How to Purchase Ziihera (Zanidatamab-hrii)

Overseas Purchase

Patients may consult and purchase Ziihera at hospital pharmacies or licensed drugstores in countries/regions where the medication is approved for marketing.

Due to potential price variations caused by regional differences, exchange rate fluctuations, and other factors, patients should make a budget and plan in advance before purchasing.

Purchase Through Medical Service Institutions

Patients may consult domestic overseas medical service institutions collaborating with international pharmacies or pharmaceutical companies.

These institutions typically provide legal import channels and offer professional consultation and guidance.

Precautions for Purchasing Ziihera (Zanidatamab-hrii)

Strictly Follow Medical Advice

Ziihera is an intravenous medication that must be reconstituted and administered by healthcare professionals in hospitals or specialized medical institutions.

Patients must not purchase and use the medication at home independently, as this may lead to severe adverse reactions.

Confirm Medication Transportation and Storage Conditions

This medication is supplied as a lyophilized powder and must be stored refrigerated at 2°C–8°C.

At the time of purchase, patients should confirm that the medication was maintained in a cold chain throughout transportation; otherwise, efficacy may be affected or safety risks may arise.

Understand Pre-Administration Prophylaxis and Monitoring Requirements

Before Ziihera administration, premedication with acetaminophen, antihistamines, and corticosteroids is required to prevent infusion reactions.

During treatment, regular monitoring of cardiac function, liver function, and other indicators is necessary.

How to Verify the Authenticity of Ziihera (Zanidatamab-hrii)

Verify Medication Packaging Information

Authentic Ziihera is supplied as a 300 mg/vial lyophilized powder.

Brand name: ZIIHERA®.

Generic name: zanidatamab-hrii.

Manufacturer: Jazz Pharmaceuticals Ireland Limited.

Approval number (e.g., U.S. NDC code: 68727-950-01).

Batch number, manufacturing date, and expiration date.
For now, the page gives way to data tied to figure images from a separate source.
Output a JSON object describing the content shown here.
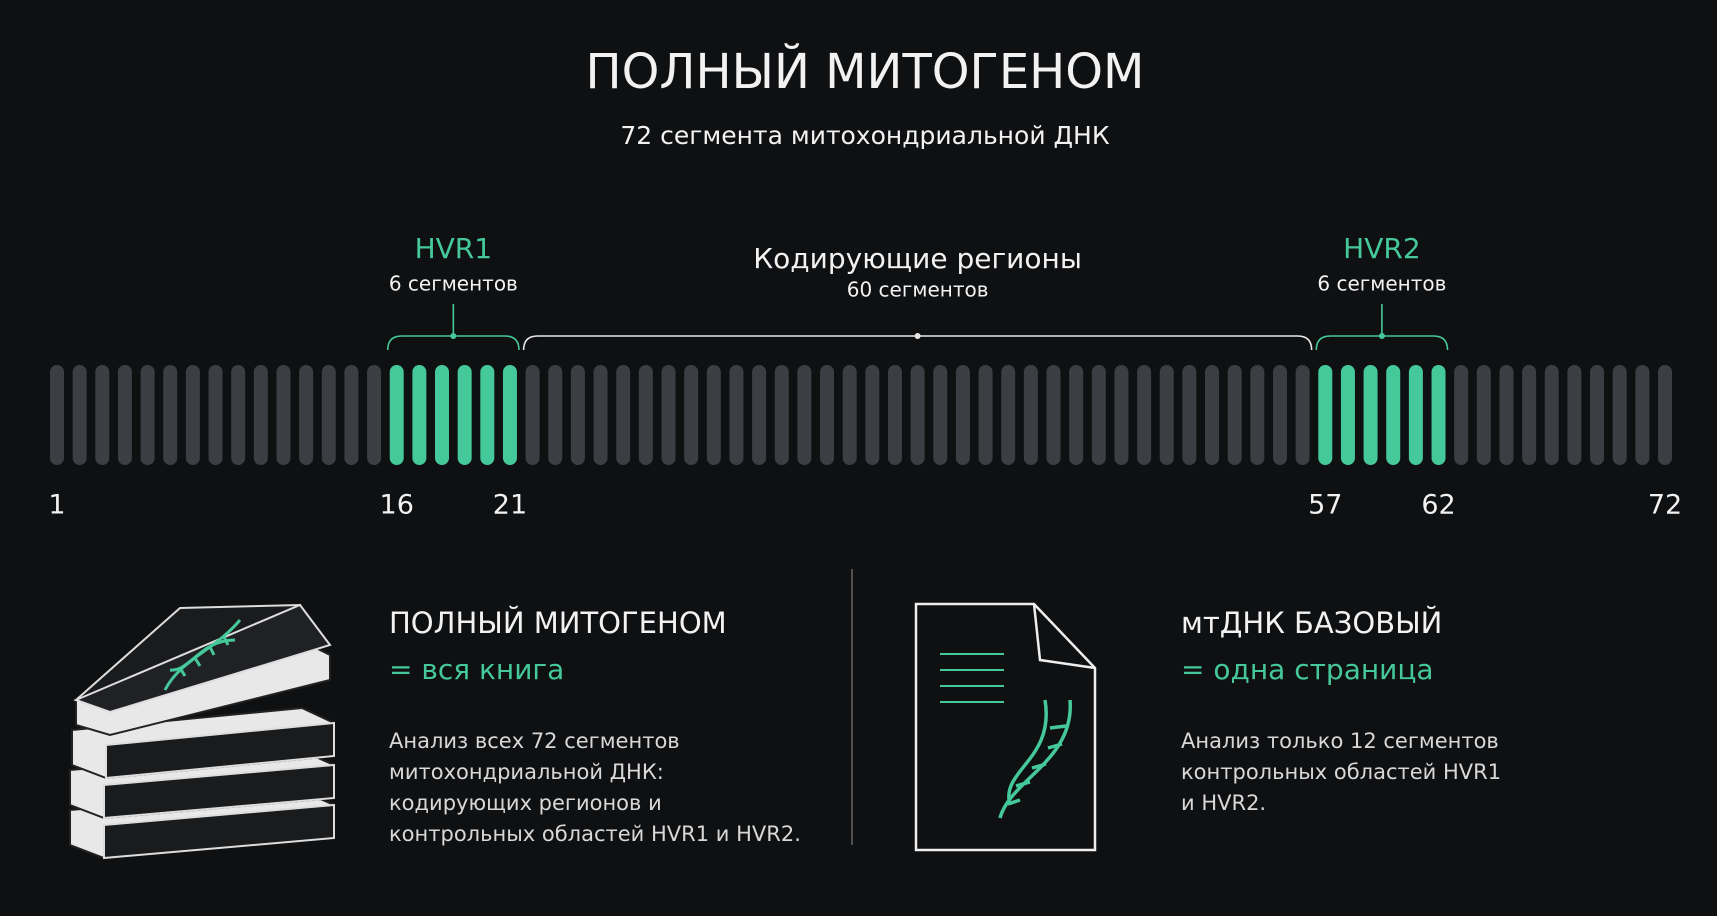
{
  "header": {
    "title": "ПОЛНЫЙ МИТОГЕНОМ",
    "subtitle": "72 сегмента митохондриальной ДНК"
  },
  "segment_map": {
    "ticks": [
      1,
      16,
      21,
      57,
      62,
      72
    ],
    "regions": [
      {
        "label": "HVR1",
        "count_label": "6 сегментов"
      },
      {
        "label": "Кодирующие регионы",
        "count_label": "60 сегментов"
      },
      {
        "label": "HVR2",
        "count_label": "6 сегментов"
      }
    ]
  },
  "cards": [
    {
      "title": "ПОЛНЫЙ МИТОГЕНОМ",
      "equivalent": "= вся книга",
      "description": [
        "Анализ всех 72 сегментов",
        "митохондриальной ДНК:",
        "кодирующих регионов и",
        "контрольных областей HVR1 и HVR2."
      ]
    },
    {
      "title": "мтДНК БАЗОВЫЙ",
      "equivalent": "= одна страница",
      "description": [
        "Анализ только 12 сегментов",
        "контрольных областей HVR1",
        "и HVR2."
      ]
    }
  ]
}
Observe Medication Appearance

After reconstitution, the solution should be colorless to pale yellow, clear or slightly opalescent, with no visible particles.

If discoloration, turbidity, or foreign matter is observed, discontinue use immediately.

Scan Anti-Counterfeiting Labels or Query Traceability

Medication packaging in some countries/regions is affixed with anti-counterfeiting QR codes or barcodes. Patients can scan these through official channels to verify authenticity.

If the medication source is questionable, contact the manufacturer Jazz Pharmaceuticals or its authorized agents for verification.